Marijuana News

Is Andy Beshear misleading voters on his plan to legalize medical marijuana?

Is Andy Beshear misleading voters on his plan to legalize medical marijuana?


Marijuana advocates in Kentucky are concerned that Gov. Andy Beshear’s efforts to implement a medical marijuana program in the Commonwealth will fall short after state legislators expressed doubt about the route the governor is taking. One pro-legalization state representative, Jason Nemes, told reporters that Beshear lacks the authority to take executive action – one of the many routes Beshear’s administration is currently considering. 

Beshear has been very vocal about his pledge to legalize medical marijuana. Patients in Kentucky who suffer from PTSD and chronic pain do not have the option to treat their ailments and life-threatening illnesses with anything but prescription drugs, many of which are highly addictive. Nemes, who sponsored the bill that passed the state’s House and would have authorized medical professionals to prescribe marijuana as treatment, believes that legalization must first pass through the legislature. 

Rep. Nemes is just as inspired about overturning the decades-long prohibition on marijuana as Beshear, but he fears that the governor’s rhetoric is misleading the people. Beshear, who is an attorney, likely understands that he cannot legalize medical marijuana through executive action.
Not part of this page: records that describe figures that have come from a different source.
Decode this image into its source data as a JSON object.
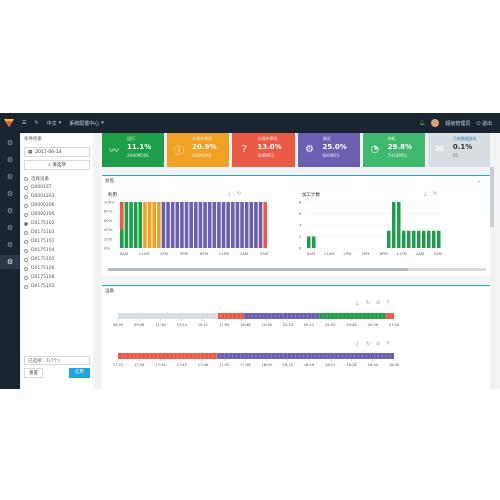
{
  "topbar": {
    "menu_icon": "menu-icon",
    "refresh_icon": "refresh-icon",
    "language": "中文",
    "system_menu": "系统配置中心",
    "user_name": "超级管理员",
    "logout": "退出"
  },
  "leftpanel": {
    "title": "条件检索",
    "date": "2017-06-14",
    "search_label": "清选项",
    "filter_label": "选择设备",
    "devices": [
      "D0001ST",
      "D0001203",
      "D0000206",
      "D0000100",
      "D0175102",
      "D0175103",
      "D0175101",
      "D0175104",
      "D0175105",
      "D0175106",
      "D0175108",
      "D0175101"
    ],
    "selected_index": 4,
    "status_placeholder": "已选择：1(7个)",
    "reset_label": "重置",
    "apply_label": "应用"
  },
  "cards": [
    {
      "title": "运行",
      "value": "11.1%",
      "sub": "2H40M50S",
      "color": "#1f9e4a",
      "icon": "pulse-icon"
    },
    {
      "title": "计划外停机",
      "value": "20.9%",
      "sub": "5H2M26S",
      "color": "#f0a124",
      "icon": "info-icon"
    },
    {
      "title": "计划外停机",
      "value": "13.0%",
      "sub": "3H8M5S",
      "color": "#ea5a47",
      "icon": "question-icon"
    },
    {
      "title": "调试",
      "value": "25.0%",
      "sub": "6H0M2S",
      "color": "#6a5fb0",
      "icon": "gear-icon"
    },
    {
      "title": "待机",
      "value": "29.8%",
      "sub": "7H10M5S",
      "color": "#3fb870",
      "icon": "timer-icon"
    },
    {
      "title": "已有数据缺失",
      "value": "0.1%",
      "sub": "0S",
      "color": "#d8dde3",
      "icon": "mail-icon"
    }
  ],
  "panel1": {
    "title": "总揽",
    "left_chart": {
      "title": "利用",
      "yticks": [
        "100%",
        "80%",
        "60%",
        "40%",
        "20%",
        "0%"
      ],
      "xticks": [
        "8AM",
        "11AM",
        "2PM",
        "5PM",
        "8PM",
        "11PM",
        "2AM",
        "5AM"
      ]
    },
    "right_chart": {
      "title": "加工计数",
      "yticks": [
        "8",
        "6",
        "4",
        "2",
        "0"
      ],
      "xticks": [
        "8AM",
        "11AM",
        "2PM",
        "5PM",
        "8PM",
        "11PM",
        "2AM",
        "5AM"
      ]
    }
  },
  "panel2": {
    "title": "设备",
    "timeline1_ticks": [
      "08:00",
      "09:48",
      "11:36",
      "13:24",
      "15:12",
      "17:00",
      "18:48",
      "20:36",
      "22:24",
      "00:12",
      "02:00",
      "03:48",
      "05:36",
      "07:24"
    ],
    "timeline2_ticks": [
      "17:22",
      "17:28",
      "17:34",
      "17:40",
      "17:46",
      "17:52",
      "17:58",
      "18:04",
      "18:10",
      "18:16",
      "18:22",
      "18:28",
      "18:34",
      "18:40"
    ]
  },
  "colors": {
    "run": "#1f9e4a",
    "planned": "#f0a124",
    "unplanned": "#ea5a47",
    "debug": "#6a5fb0",
    "idle": "#3fb870",
    "missing": "#d8dde3",
    "accent": "#1fa4e0"
  },
  "chart_data": [
    {
      "type": "bar",
      "title": "利用",
      "stacked": true,
      "ylim": [
        0,
        100
      ],
      "series": [
        {
          "color": "#1f9e4a",
          "values": [
            40,
            100,
            100,
            100,
            100,
            0,
            0,
            0,
            0,
            0,
            0,
            0,
            0,
            0,
            0,
            0,
            0,
            0,
            0,
            0,
            0,
            0,
            0,
            0,
            0,
            0,
            0,
            0,
            0,
            0,
            0,
            0
          ]
        },
        {
          "color": "#f0a124",
          "values": [
            0,
            0,
            0,
            0,
            0,
            100,
            100,
            100,
            100,
            0,
            0,
            0,
            0,
            0,
            0,
            0,
            0,
            0,
            0,
            0,
            0,
            0,
            0,
            0,
            0,
            0,
            0,
            0,
            0,
            0,
            0,
            0
          ]
        },
        {
          "color": "#ea5a47",
          "values": [
            60,
            0,
            0,
            0,
            0,
            0,
            0,
            0,
            0,
            0,
            0,
            0,
            0,
            0,
            0,
            0,
            0,
            0,
            0,
            0,
            0,
            0,
            0,
            0,
            0,
            0,
            0,
            0,
            0,
            0,
            0,
            100
          ]
        },
        {
          "color": "#6a5fb0",
          "values": [
            0,
            0,
            0,
            0,
            0,
            0,
            0,
            0,
            0,
            100,
            100,
            100,
            100,
            100,
            100,
            100,
            100,
            100,
            100,
            100,
            100,
            100,
            100,
            100,
            100,
            100,
            100,
            100,
            100,
            100,
            100,
            0
          ]
        }
      ]
    },
    {
      "type": "bar",
      "title": "加工计数",
      "ylim": [
        0,
        8
      ],
      "values": [
        2,
        2,
        0,
        0,
        0,
        0,
        0,
        0,
        0,
        0,
        0,
        0,
        0,
        0,
        0,
        0,
        3,
        8,
        8,
        3,
        3,
        3,
        3,
        3,
        3,
        3,
        3
      ]
    }
  ],
  "timeline1": [
    {
      "color": "#d8dde3",
      "span": 8.4
    },
    {
      "color": "#ea5a47",
      "span": 2.2
    },
    {
      "color": "#6a5fb0",
      "span": 6.3
    },
    {
      "color": "#1f9e4a",
      "span": 5.6
    },
    {
      "color": "#ea5a47",
      "span": 0.7
    }
  ],
  "timeline2": [
    {
      "color": "#ea5a47",
      "span": 9
    },
    {
      "color": "#6a5fb0",
      "span": 16
    }
  ]
}
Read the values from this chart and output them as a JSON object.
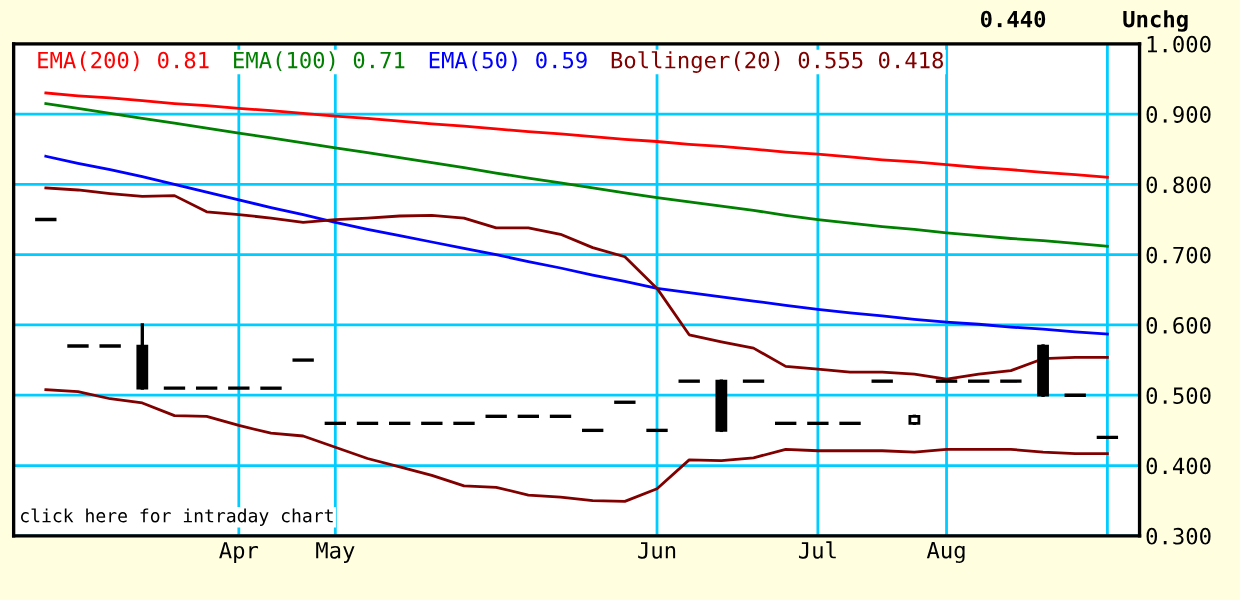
{
  "chart_data": {
    "type": "candlestick",
    "categories": [
      null,
      null,
      null,
      null,
      null,
      null,
      "Apr",
      null,
      null,
      "May",
      null,
      null,
      null,
      null,
      null,
      null,
      null,
      null,
      null,
      "Jun",
      null,
      null,
      null,
      null,
      "Jul",
      null,
      null,
      null,
      "Aug",
      null,
      null,
      null,
      null,
      null
    ],
    "ohlc": [
      [
        0.75,
        0.75,
        0.75,
        0.75
      ],
      [
        0.57,
        0.57,
        0.57,
        0.57
      ],
      [
        0.57,
        0.57,
        0.57,
        0.57
      ],
      [
        0.57,
        0.6,
        0.51,
        0.51
      ],
      [
        0.51,
        0.51,
        0.51,
        0.51
      ],
      [
        0.51,
        0.51,
        0.51,
        0.51
      ],
      [
        0.51,
        0.51,
        0.51,
        0.51
      ],
      [
        0.51,
        0.51,
        0.51,
        0.51
      ],
      [
        0.55,
        0.55,
        0.55,
        0.55
      ],
      [
        0.46,
        0.46,
        0.46,
        0.46
      ],
      [
        0.46,
        0.46,
        0.46,
        0.46
      ],
      [
        0.46,
        0.46,
        0.46,
        0.46
      ],
      [
        0.46,
        0.46,
        0.46,
        0.46
      ],
      [
        0.46,
        0.46,
        0.46,
        0.46
      ],
      [
        0.47,
        0.47,
        0.47,
        0.47
      ],
      [
        0.47,
        0.47,
        0.47,
        0.47
      ],
      [
        0.47,
        0.47,
        0.47,
        0.47
      ],
      [
        0.45,
        0.45,
        0.45,
        0.45
      ],
      [
        0.49,
        0.49,
        0.49,
        0.49
      ],
      [
        0.45,
        0.45,
        0.45,
        0.45
      ],
      [
        0.52,
        0.52,
        0.52,
        0.52
      ],
      [
        0.52,
        0.52,
        0.45,
        0.45
      ],
      [
        0.52,
        0.52,
        0.52,
        0.52
      ],
      [
        0.46,
        0.46,
        0.46,
        0.46
      ],
      [
        0.46,
        0.46,
        0.46,
        0.46
      ],
      [
        0.46,
        0.46,
        0.46,
        0.46
      ],
      [
        0.52,
        0.52,
        0.52,
        0.52
      ],
      [
        0.46,
        0.47,
        0.46,
        0.47
      ],
      [
        0.52,
        0.52,
        0.52,
        0.52
      ],
      [
        0.52,
        0.52,
        0.52,
        0.52
      ],
      [
        0.52,
        0.52,
        0.52,
        0.52
      ],
      [
        0.57,
        0.57,
        0.5,
        0.5
      ],
      [
        0.5,
        0.5,
        0.5,
        0.5
      ],
      [
        0.44,
        0.44,
        0.44,
        0.44
      ]
    ],
    "color": "#000000",
    "series": [
      {
        "type": "line",
        "name": "EMA(200) 0.81",
        "color": "#ff0000",
        "values": [
          0.93,
          0.926,
          0.923,
          0.919,
          0.915,
          0.912,
          0.908,
          0.905,
          0.901,
          0.897,
          0.894,
          0.89,
          0.886,
          0.883,
          0.879,
          0.875,
          0.872,
          0.868,
          0.864,
          0.861,
          0.857,
          0.854,
          0.85,
          0.846,
          0.843,
          0.839,
          0.835,
          0.832,
          0.828,
          0.824,
          0.821,
          0.817,
          0.814,
          0.81
        ]
      },
      {
        "type": "line",
        "name": "EMA(100) 0.71",
        "color": "#008000",
        "values": [
          0.915,
          0.908,
          0.901,
          0.894,
          0.887,
          0.88,
          0.873,
          0.866,
          0.859,
          0.852,
          0.845,
          0.838,
          0.831,
          0.824,
          0.816,
          0.809,
          0.802,
          0.795,
          0.788,
          0.781,
          0.775,
          0.769,
          0.763,
          0.756,
          0.75,
          0.745,
          0.74,
          0.736,
          0.731,
          0.727,
          0.723,
          0.72,
          0.716,
          0.712
        ]
      },
      {
        "type": "line",
        "name": "EMA(50) 0.59",
        "color": "#0000ff",
        "values": [
          0.84,
          0.83,
          0.821,
          0.811,
          0.8,
          0.789,
          0.778,
          0.767,
          0.757,
          0.746,
          0.736,
          0.727,
          0.718,
          0.709,
          0.7,
          0.69,
          0.681,
          0.671,
          0.662,
          0.652,
          0.646,
          0.64,
          0.634,
          0.628,
          0.622,
          0.617,
          0.613,
          0.608,
          0.604,
          0.601,
          0.597,
          0.594,
          0.59,
          0.587
        ]
      },
      {
        "type": "line",
        "name": "Bollinger(20) 0.555 0.418",
        "color": "#800000",
        "values": [
          0.795,
          0.792,
          0.787,
          0.783,
          0.784,
          0.761,
          0.757,
          0.752,
          0.746,
          0.75,
          0.752,
          0.755,
          0.756,
          0.752,
          0.738,
          0.738,
          0.729,
          0.71,
          0.697,
          0.652,
          0.586,
          0.576,
          0.567,
          0.541,
          0.537,
          0.533,
          0.533,
          0.53,
          0.523,
          0.53,
          0.535,
          0.552,
          0.554,
          0.554
        ]
      },
      {
        "type": "line",
        "color": "#800000",
        "values": [
          0.508,
          0.505,
          0.495,
          0.489,
          0.471,
          0.47,
          0.457,
          0.446,
          0.442,
          0.426,
          0.41,
          0.398,
          0.386,
          0.371,
          0.369,
          0.358,
          0.355,
          0.35,
          0.349,
          0.367,
          0.408,
          0.407,
          0.411,
          0.423,
          0.421,
          0.421,
          0.421,
          0.419,
          0.423,
          0.423,
          0.423,
          0.419,
          0.417,
          0.417
        ]
      }
    ],
    "ylim": [
      0.3,
      1.0
    ],
    "yticks": [
      {
        "value": 0.3,
        "label": "0.300"
      },
      {
        "value": 0.4,
        "label": "0.400"
      },
      {
        "value": 0.5,
        "label": "0.500"
      },
      {
        "value": 0.6,
        "label": "0.600"
      },
      {
        "value": 0.7,
        "label": "0.700"
      },
      {
        "value": 0.8,
        "label": "0.800"
      },
      {
        "value": 0.9,
        "label": "0.900"
      },
      {
        "value": 1.0,
        "label": "1.000"
      }
    ],
    "grid": true,
    "legend": "top",
    "annotations": [
      "0.440",
      "Unchg",
      "click here for intraday chart"
    ]
  }
}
However, with his term expiring next year, he appears to be making promises the governor’s mansion can’t deliver without legislation first passed by the House and Senate. 

The truth is that executive orders do not change the law. Beshear can implement an executive order legalizing the medical use of marijuana, but any patient in possession of pot will still be in violation of the Commonwealth’s laws. 

Beshear’s options are limited, especially with a Republican-led legislature. Advocates could push for a ballot initiative and let the voters decide, or voters could elect representatives who will work with Beshear’s administration and legalize medical marijuana. Rep. Nemes has pledged to keep pushing the issue in the House, but it’s the Senate where any progress is dead on arrival.